Sociologue français (1929-2007) qui a consacré son œuvre à l’analyse de la société contemporaine, philosophe français aussi et théoricien de la société contemporaine.

Œuvres majeures : Le système des objets (1968) – La société de consommation (1970)

Questions :

  • Quels sont les effets anthropologiques de l’exacerbation, de l’amplification du phénomène du désir dans les sociétés de consommation ?
  • Comment est-ce que l’acte de désirer, qui stimule la consommation, devient-il un moyen d’identification et de différenciation au sein de la société ?

INTRODCUTION

Ces textes nous montrent comment la société de consommation exacerbe le mécanisme du désir fondé sur la logique cyclique de l’insatisfaction. En proposant sans cesse de nouveaux objets, elle ne fait qu’amplifier le phénomène/ les stratégies de la publicité mettent en lumière la cause profonde du désir : un manque radical d’être. Elles ne nous offrent pas de l’avoir mais de l’être : nous allons être plus beaux, aventuriers, princesses ou de bons parents en achetant tel ou tel produit. On peut donc dire, à l’instar de Baudrillard dans Système des objets que « la consommation n’a pas de limite ». Enracinée dans ce manque d’être, elles nous offrent des symboles, des images que nous cherchons à atteindre en vain.

Texte 1

Il n’y a pas de limites à la consommation. Si elle était ce pour quoi on la prend naïvement : une absorption, une dévoration, on devrait arriver à une saturation. Si elle était relative à l’ordre des besoins, on devrait s’acheminer vers une satisfaction. Or, nous savons qu’il n’en est rien : on veut consommer de plus en plus.

La satisfaction n’est pas liée à l’ordre du besoin dans les sociétés de consommation. Elle est désormais fondée sur la logique cyclique de l’insatisfaction.

Cette compulsion de consommation n’est pas due à quelque fatalité psychologique (qui a bu boira, etc.) ni à une simple contrainte de prestige. Si la consommation semble irrépressible, c’est justement qu’elle est une pratique idéaliste totale qui n’a plus rien à voir (au-delà d’un certain seuil) avec la satisfaction de besoins ni avec le principe de réalité.

Consommation irraisonnée et incontrôlée, irréfléchie.

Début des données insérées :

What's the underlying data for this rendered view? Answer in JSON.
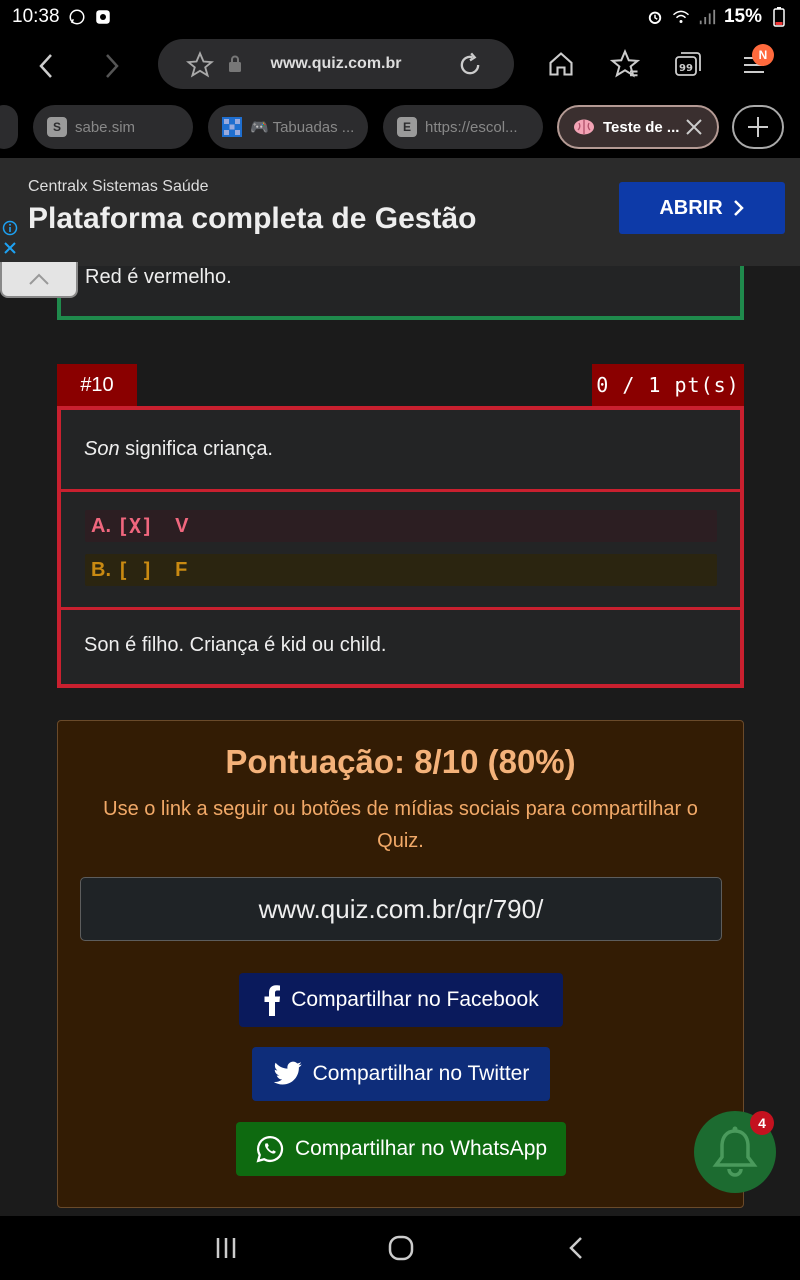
{
  "status_bar": {
    "time": "10:38",
    "battery": "15%"
  },
  "browser": {
    "url": "www.quiz.com.br",
    "menu_badge": "N",
    "tabs": [
      {
        "label": "sabe.sim",
        "favicon": "S"
      },
      {
        "label": "🎮 Tabuadas ...",
        "favicon": ""
      },
      {
        "label": "https://escol...",
        "favicon": "E"
      },
      {
        "label": "Teste de ...",
        "favicon": ""
      }
    ]
  },
  "ad": {
    "company": "Centralx Sistemas Saúde",
    "headline": "Plataforma completa de Gestão",
    "cta": "ABRIR"
  },
  "previous_answer": {
    "explanation": "Red é vermelho."
  },
  "question": {
    "number": "#10",
    "points": "0 / 1 pt(s)",
    "word": "Son",
    "text": " significa criança.",
    "options": [
      {
        "letter": "A.",
        "mark": "[X]",
        "value": "V"
      },
      {
        "letter": "B.",
        "mark": "[ ]",
        "value": "F"
      }
    ],
    "explanation": "Son é filho. Criança é kid ou child."
  },
  "score": {
    "title": "Pontuação: 8/10 (80%)",
    "description": "Use o link a seguir ou botões de mídias sociais para compartilhar o Quiz.",
    "link": "www.quiz.com.br/qr/790/",
    "share_facebook": "Compartilhar no Facebook",
    "share_twitter": "Compartilhar no Twitter",
    "share_whatsapp": "Compartilhar no WhatsApp"
  },
  "notifications": {
    "count": "4"
  },
  "colors": {
    "correct_border": "#1f8a4c",
    "wrong_border": "#c9202f",
    "score_bg": "#331c04",
    "score_text": "#f4b27a"
  }
}
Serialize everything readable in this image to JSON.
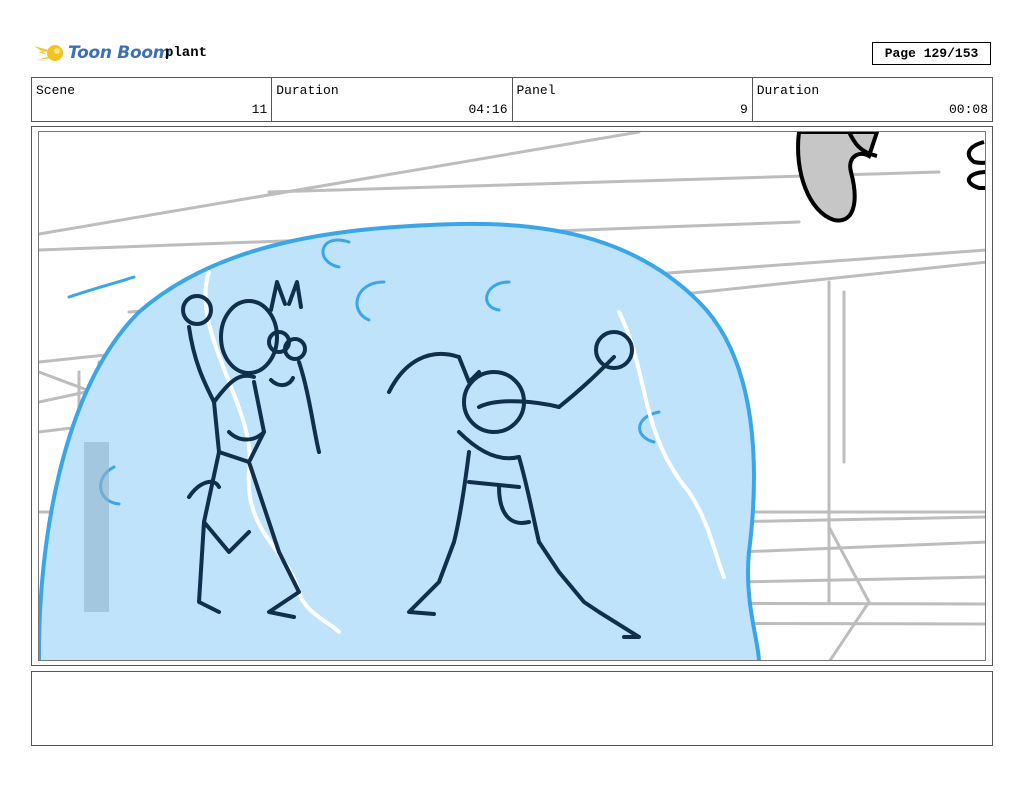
{
  "header": {
    "brand": "Toon Boom",
    "project_name": "plant",
    "page_indicator": "Page 129/153"
  },
  "info": {
    "scene_label": "Scene",
    "scene_value": "11",
    "scene_duration_label": "Duration",
    "scene_duration_value": "04:16",
    "panel_label": "Panel",
    "panel_value": "9",
    "panel_duration_label": "Duration",
    "panel_duration_value": "00:08"
  },
  "colors": {
    "brand_blue": "#3d6fb3",
    "logo_yellow": "#f4c21c",
    "bubble_fill": "#bfe3fb",
    "bubble_stroke": "#3aa6e8",
    "ink": "#0f2f4d",
    "background_lines": "#bdbdbd"
  },
  "icons": {
    "logo": "toon-boom-comet-icon"
  }
}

Idéalisme : Dans le langage courant, l’idéalisme est l’attitude de quelqu’un qui oriente sa pensée et ses actions d’après un idéal. Et qu’est ce qu’un idéal ? L’idéal, c’est qui n’existe que dans l’imagination.

C’est qu’elle est dynamisée par le projet toujours déçu et sous-entendu dans l’objet. Le projet immédiatisé dans le signe transfère sa dynamique existentielle à la possession systématique et indéfinie d’objets/signes de consommation. Celle-ci ne peut dès lors que se dépasser, ou se réitérer continuellement pour rester ce qu’elle est : une raison de vivre. Le projet même de vivre, morcelé, déçu, signifié, se reprend et s’abolit dans les objets successifs.

La société de consommation qui amplifie le désir en créant systématiquement des symboles, des images, transforme le désir de consommer en « raison d’être », désirer, consommer, deviennent des raisons vivre, un projet. Or ce projet sitôt construit, il se détruit car d’autres objets à consommer apparaissent, donc d’autres projets de vivre associés à d’autres objets désirables : Ainsi le désir se révèle marqué par la cyclicité car il est associé à un manque, à une faille ontologique difficile à combler.

Le sujet désirant de la société de consommation vit dans un mouvement contradictoire, dialectique : créer des objets pour s’accomplir, puis les détruire en cherchant d’autres satisfaction, donc d’autres objets pour exister.

Citation : « La société de consommation a besoin de ses objets pour être et plus précisément elle a besoin de les détruire« .Baudrillard Le Système des objets

Texte 2

Jusqu’ici, toute l’analyse de la consommation se fonde sur l’anthropologie naïve de l’homo œconomicus, ou mieux de l’homo psycho-œconomicus. Dans le prolongement idéologique de l’Économie Politique classique, c’est une théorie des besoins, des objets (au sens le plus large) et des satisfactions. Ce n’est pas une théorie. C’est une immense tautologie1 : « J’achète ceci parce que j’en ai besoin » équivaut au feu qui brûle de par son essence phlogistique2 […].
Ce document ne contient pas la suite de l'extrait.